Mumbai: Mahindra and Mahindra Ltd (M&M) reported an unexpected 16.8% fall in quarterly profit after it suffered foreign exchange losses, and signalled its entry into the two-wheeler segment.
India’s top utility vehicle and tractor maker by sales said it would own 80% of a company that would buy the assets of two-wheeler maker Kinetic Motor Co. for Rs110 crore. Kinetic would own the remaining stake in the new company.
“The acquisition gives us an opportunity to emerge as a full-range player with a presence in almost every segment of the automobile industry,” Anand Mahindra, vice-chairman, said in a statement.

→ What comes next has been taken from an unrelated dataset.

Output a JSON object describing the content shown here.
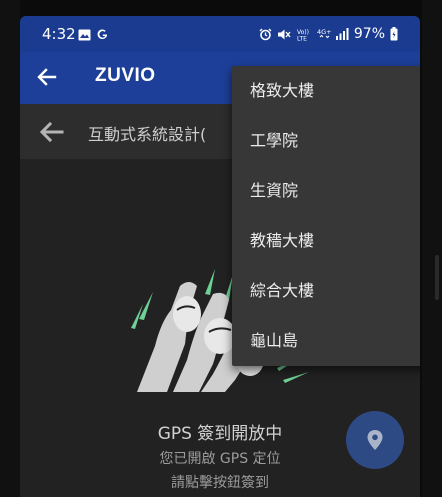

Mahindra also makes the no-frills Logan sedan in a joint venture with Renault SA and plans to build medium and heavy commercial vehicles in a venture with a unit of Navistar International Corp.
Mahindra, which earlier this year lost the race for Jaguar and Land Rover to larger rival Tata Motors Ltd, said net profit in the quarter fell to Rs159 crore from Rs191 crore a year ago.

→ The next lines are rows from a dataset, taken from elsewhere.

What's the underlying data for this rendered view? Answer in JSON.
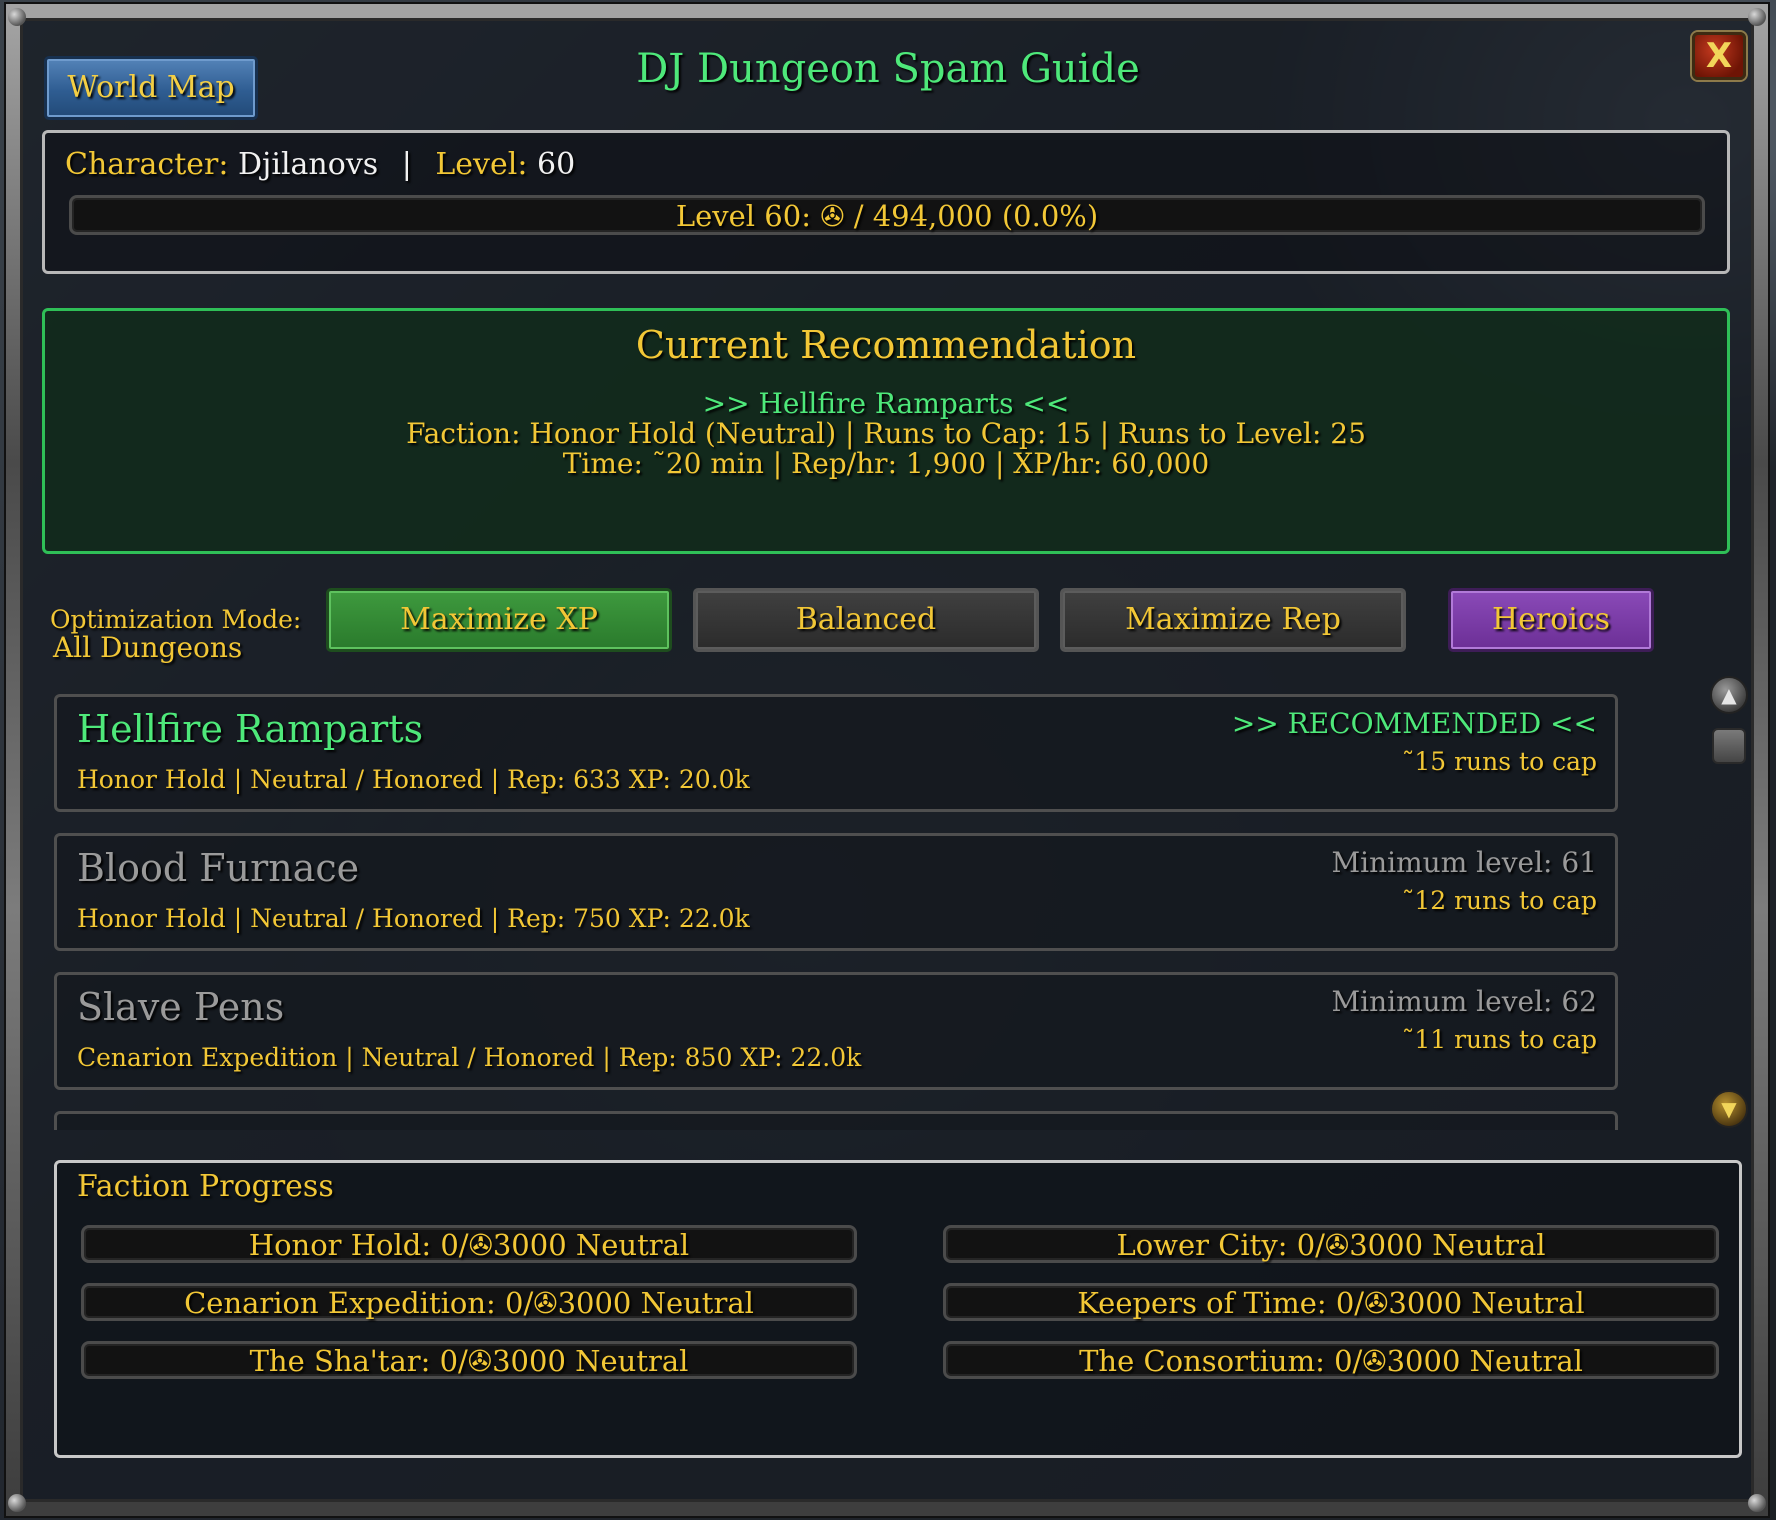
{
  "window": {
    "title": "DJ Dungeon Spam Guide",
    "world_map_label": "World Map",
    "close_label": "X"
  },
  "character": {
    "character_label": "Character:",
    "name": "Djilanovs",
    "separator": "|",
    "level_label": "Level:",
    "level": "60",
    "xp_bar_text": "Level 60: ✇ / 494,000 (0.0%)",
    "xp_fraction": 0.0
  },
  "recommendation": {
    "heading": "Current Recommendation",
    "dungeon_line": ">> Hellfire Ramparts <<",
    "faction_line": "Faction: Honor Hold (Neutral) | Runs to Cap: 15 | Runs to Level: 25",
    "time_line": "Time: ˜20 min | Rep/hr: 1,900 | XP/hr: 60,000"
  },
  "optimization": {
    "label": "Optimization Mode:",
    "value": "All Dungeons",
    "buttons": [
      {
        "label": "Maximize XP",
        "state": "active"
      },
      {
        "label": "Balanced",
        "state": "normal"
      },
      {
        "label": "Maximize Rep",
        "state": "normal"
      },
      {
        "label": "Heroics",
        "state": "heroic"
      }
    ]
  },
  "dungeons": [
    {
      "name": "Hellfire Ramparts",
      "info": "Honor Hold  |  Neutral / Honored  |  Rep: 633   XP: 20.0k",
      "status": ">> RECOMMENDED <<",
      "runs": "˜15 runs to cap",
      "available": true
    },
    {
      "name": "Blood Furnace",
      "info": "Honor Hold  |  Neutral / Honored  |  Rep: 750   XP: 22.0k",
      "status": "Minimum level: 61",
      "runs": "˜12 runs to cap",
      "available": false
    },
    {
      "name": "Slave Pens",
      "info": "Cenarion Expedition  |  Neutral / Honored  |  Rep: 850   XP: 22.0k",
      "status": "Minimum level: 62",
      "runs": "˜11 runs to cap",
      "available": false
    }
  ],
  "factions": {
    "title": "Faction Progress",
    "bars": [
      {
        "text": "Honor Hold: 0/✇3000 Neutral",
        "fraction": 0.0
      },
      {
        "text": "Lower City: 0/✇3000 Neutral",
        "fraction": 0.0
      },
      {
        "text": "Cenarion Expedition: 0/✇3000 Neutral",
        "fraction": 0.0
      },
      {
        "text": "Keepers of Time: 0/✇3000 Neutral",
        "fraction": 0.0
      },
      {
        "text": "The Sha'tar: 0/✇3000 Neutral",
        "fraction": 0.0
      },
      {
        "text": "The Consortium: 0/✇3000 Neutral",
        "fraction": 0.0
      }
    ]
  },
  "colors": {
    "title_green": "#4ee87a",
    "gold_text": "#f2c736",
    "recommended_green": "#4ee87a",
    "unavailable_gray": "#9a9a9a",
    "active_mode": "#3e9a3e",
    "heroic_mode": "#8a4ab8",
    "world_map_blue": "#2f5d92"
  }
}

It incurred a Rs77.9 crore foreign exchange loss, which it said was primarily due to the rupee’s depreciation. The rupee fell 6.8% against the dollar in the quarter, upsetting hedged positions of several exporters who thought the rupee would stay firm after it had rallied more than 12% in 2007. Net sales rose to Rs3,293 crore from Rs2,613 crore.
The profit result lagged a Reuters poll forecast of a net profit of Rs219 crore on net sales of Rs3,225 crore.

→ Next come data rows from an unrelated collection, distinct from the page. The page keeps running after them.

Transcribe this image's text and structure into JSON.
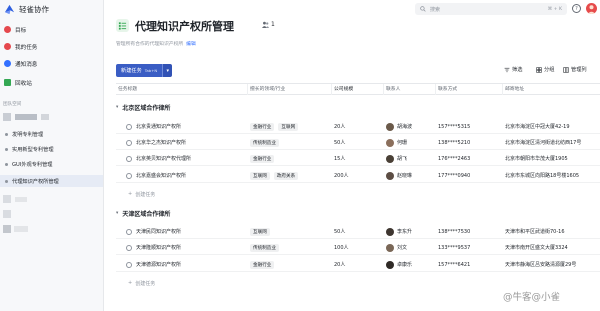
{
  "app": {
    "name": "轻雀协作"
  },
  "nav": [
    {
      "label": "目标",
      "color": "#e5484d"
    },
    {
      "label": "我的任务",
      "color": "#e5484d"
    },
    {
      "label": "通知消息",
      "color": "#3370ff"
    },
    {
      "label": "回收站",
      "color": "#34a853"
    }
  ],
  "sidebar": {
    "section_label": "团队空间",
    "projects": [
      {
        "label": "发明专利管理",
        "active": false
      },
      {
        "label": "实用新型专利管理",
        "active": false
      },
      {
        "label": "GUI外观专利管理",
        "active": false
      },
      {
        "label": "代理知识产权所管理",
        "active": true
      }
    ]
  },
  "topbar": {
    "search_placeholder": "搜索",
    "search_shortcut": "⌘ + K",
    "help_label": "?"
  },
  "header": {
    "title": "代理知识产权所管理",
    "member_count": "1",
    "subtitle": "管理所有合作的代理知识产权所",
    "edit_label": "编辑"
  },
  "toolbar": {
    "new_task_label": "新建任务",
    "new_task_shortcut": "Tab+N",
    "filter_label": "筛选",
    "group_label": "分组",
    "manage_columns_label": "管理列"
  },
  "table": {
    "columns": [
      "任务标题",
      "擅长的领域/行业",
      "公司规模",
      "联系人",
      "联系方式",
      "邮寄地址"
    ],
    "add_task_label": "创建任务",
    "groups": [
      {
        "name": "北京区域合作律所",
        "rows": [
          {
            "title": "北京贵通知识产权所",
            "tags": [
              "金融行业",
              "互联网"
            ],
            "size": "20人",
            "contact": "胡海波",
            "phone": "157****5315",
            "address": "北京市海淀区中冠大厦42-19"
          },
          {
            "title": "北京华之杰知识产权所",
            "tags": [
              "传统制造业"
            ],
            "size": "50人",
            "contact": "何珊",
            "phone": "138****5210",
            "address": "北京市海淀区清河街道北纺西17号"
          },
          {
            "title": "北京英贝知识产权代理所",
            "tags": [
              "金融行业"
            ],
            "size": "15人",
            "contact": "胡飞",
            "phone": "176****2463",
            "address": "北京市朝阳市华茂大厦1905"
          },
          {
            "title": "北京嘉盛会知识产权所",
            "tags": [
              "互联网",
              "政府关系"
            ],
            "size": "200人",
            "contact": "赵晓琳",
            "phone": "177****0940",
            "address": "北京市东城区向阳路18号楼1605"
          }
        ]
      },
      {
        "name": "天津区域合作律所",
        "rows": [
          {
            "title": "天津民同知识产权所",
            "tags": [
              "互联网"
            ],
            "size": "50人",
            "contact": "李东升",
            "phone": "138****7530",
            "address": "天津市和平区武道街70-16"
          },
          {
            "title": "天津隆顺知识产权所",
            "tags": [
              "传统制造业"
            ],
            "size": "100人",
            "contact": "刘文",
            "phone": "133****9537",
            "address": "天津市南开区盛文大厦3324"
          },
          {
            "title": "天津德源知识产权所",
            "tags": [
              "金融行业"
            ],
            "size": "20人",
            "contact": "卓康乐",
            "phone": "157****6421",
            "address": "天津市静海区吕安路清源厦29号"
          }
        ]
      }
    ]
  },
  "watermark": "@牛客@小雀"
}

Operating profit margin, a key gauge of profitability, fell to 10.06% from 11.19%.
Vehicle makers in Asia’s third largest economy have been battling the high cost of raw materials such as steel and rubber, while rising interest rates, higher fuel prices and high inflation have crimped consumer spending and depressed demand. Tuesday’s unexpectedly strong tightening by the central bank to quell double-digit inflation is expected to nudge rates on vehicle loans even higher.
Mahindra said it planned to absorb its Punjab Tractor unit in seven-nine months, a move it expected would lift profit and revenue by 20%.
Mahindra would issue one share for every three Punjab Tractor shares held. It acquired a 43.3% stake in March 2007 and subsequently raised it to 64.4%.
Mahindra, which earlier this year pulled out of a manufacturing alliance with Renault and Nissan Motors Ltd, aims to enter the US market next year with a pick-up truck and a sport utility vehicle, as it seeks to expand globally
With a capex plan of Rs7,500-8,000 crore over the next three years, Mahindra is raising Rs700 crore from a placement of a 3.7% stake with a unit of Goldman Sachs.
Shares in Mahindra, which have a market worth of Rs13,175 crore, fell 30% in the June quarter, compared with a 21% fall in the auto sector index and a 14% drop in the Sensex index. Mahindra shares trade at 12.7 times forecast earnings, compared to a multiple of 8.3 times for Tata Motors.